Here, Potts failed to include completed summons with his October 20, 2020 Complaint. Because Potts filed the Complaint with the full filing fee, he bore the responsibility for effecting service of process on Defendants. That process begins with a plaintiff providing the Court with completed summons forms, which the Court then returns to the plaintiff, enabling the plaintiff to effect service on all named defendants. Thus, on October 27, 2020, this Court issued an Order directing Potts to complete and file summons

forms for each of the named Defendants. (ECF No. 2). The Clerk sent blank summons forms to Potts for this purpose. (Id.) Potts did not return completed summons as required by the Court’s Order. The Court did not receive any notice indicating that its Order was not successfully mailed to Potts. On December 8, 2020, this Court issued an Order directing Potts to show cause

within twenty-eight days why this lawsuit should not be dismissed without prejudice for failure to effect service of process. (ECF No. 3). That period lapsed on January 5, 2021. On December 29, 2020, the Court received notice that its December 8, 2020 Order, which it had mailed to Potts, was returned as undeliverable. (ECF No. 4). On January 11, 2021, Potts notified the Court of his new address. (ECF No. 5). Self-represented litigants

are required to keep a current address on file with the Court precisely to avoid this circumstance. See Local Rule 102.1(b)(iii) (D.Md. 2018). Under the Local Rules, Potts’ failure to do so warranted dismissal. Id. On January 21, 2021, the Court issued an Order providing Potts one last chance to pursue this action by granting him fourteen days to submit completed summons forms and

show cause why the Complaint should not be dismissed without prejudice for his failure to comply with the Court’s previous Orders. (ECF No. 6). The Court enclosed with the Order the Court’s previous two Orders and three blank summons forms. On February 3, 2021, Paul Zukerberg, an attorney who represented Potts in a prior matter but who is not counsel of record in this case, submitted correspondence to the Court. (ECF No. 7). In his letter, Zukerberg notified the Court that Potts had not timely received

the Court’s January 21, 2021 Order and that Zukerberg was therefore submitting completed summons forms on Potts’ behalf. Zukerberg enclosed three summons forms with his filing. (ECF No. 7-1). Even if the Court were to have permitted Zukerberg to engage in this quasi- representation, the summonses were deficient in that they failed to include the address to which Defendants are to serve their answer or motions.
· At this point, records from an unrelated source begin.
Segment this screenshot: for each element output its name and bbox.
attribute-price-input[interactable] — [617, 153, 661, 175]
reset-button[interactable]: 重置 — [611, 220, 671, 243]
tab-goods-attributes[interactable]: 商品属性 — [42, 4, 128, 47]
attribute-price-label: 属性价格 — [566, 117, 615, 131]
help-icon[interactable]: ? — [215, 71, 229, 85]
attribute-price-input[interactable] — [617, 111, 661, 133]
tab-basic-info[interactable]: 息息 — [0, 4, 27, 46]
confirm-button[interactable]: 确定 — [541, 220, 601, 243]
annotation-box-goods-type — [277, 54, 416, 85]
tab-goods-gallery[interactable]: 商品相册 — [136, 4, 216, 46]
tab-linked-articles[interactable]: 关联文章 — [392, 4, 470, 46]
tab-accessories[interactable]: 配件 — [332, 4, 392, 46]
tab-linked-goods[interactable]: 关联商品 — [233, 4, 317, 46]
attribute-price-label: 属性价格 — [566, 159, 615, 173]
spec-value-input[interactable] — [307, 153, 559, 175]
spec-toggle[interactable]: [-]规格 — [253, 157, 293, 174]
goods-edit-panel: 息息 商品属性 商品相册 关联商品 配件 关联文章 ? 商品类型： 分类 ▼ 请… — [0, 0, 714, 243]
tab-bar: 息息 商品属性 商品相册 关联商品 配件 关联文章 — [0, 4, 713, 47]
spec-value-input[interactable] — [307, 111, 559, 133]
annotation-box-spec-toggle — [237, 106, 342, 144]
Thus, the Court three times directed Potts to submit completed summonses to begin the process of litigating this case, and Potts three times failed to timely respond. “Although pro se litigants must be given a reasonable opportunity to prosecute meritorious actions, the district court is not required to litigate their claims for them.” Conway v. Dep’t of Army, 846 F.2d 70 (4th Cir. 1988) (citation omitted).

Potts asserts that he was unable to timely comply with the Court’s Orders because (a) he was transferred to a different institution, causing a delay in his ability to respond; (b) the recent decline in the speed of mail delivery caused a delay in his receipt of the Court’s Orders; and (c) he was infected for a period with the novel coronavirus and forced to quarantine, further delaying his ability to prosecute his case. The Court is sympathetic to the challenges of litigating while incarcerated. To ensure fairness, however, all parties

before the Court are required to play by the same rules. See Dancy v. Univ.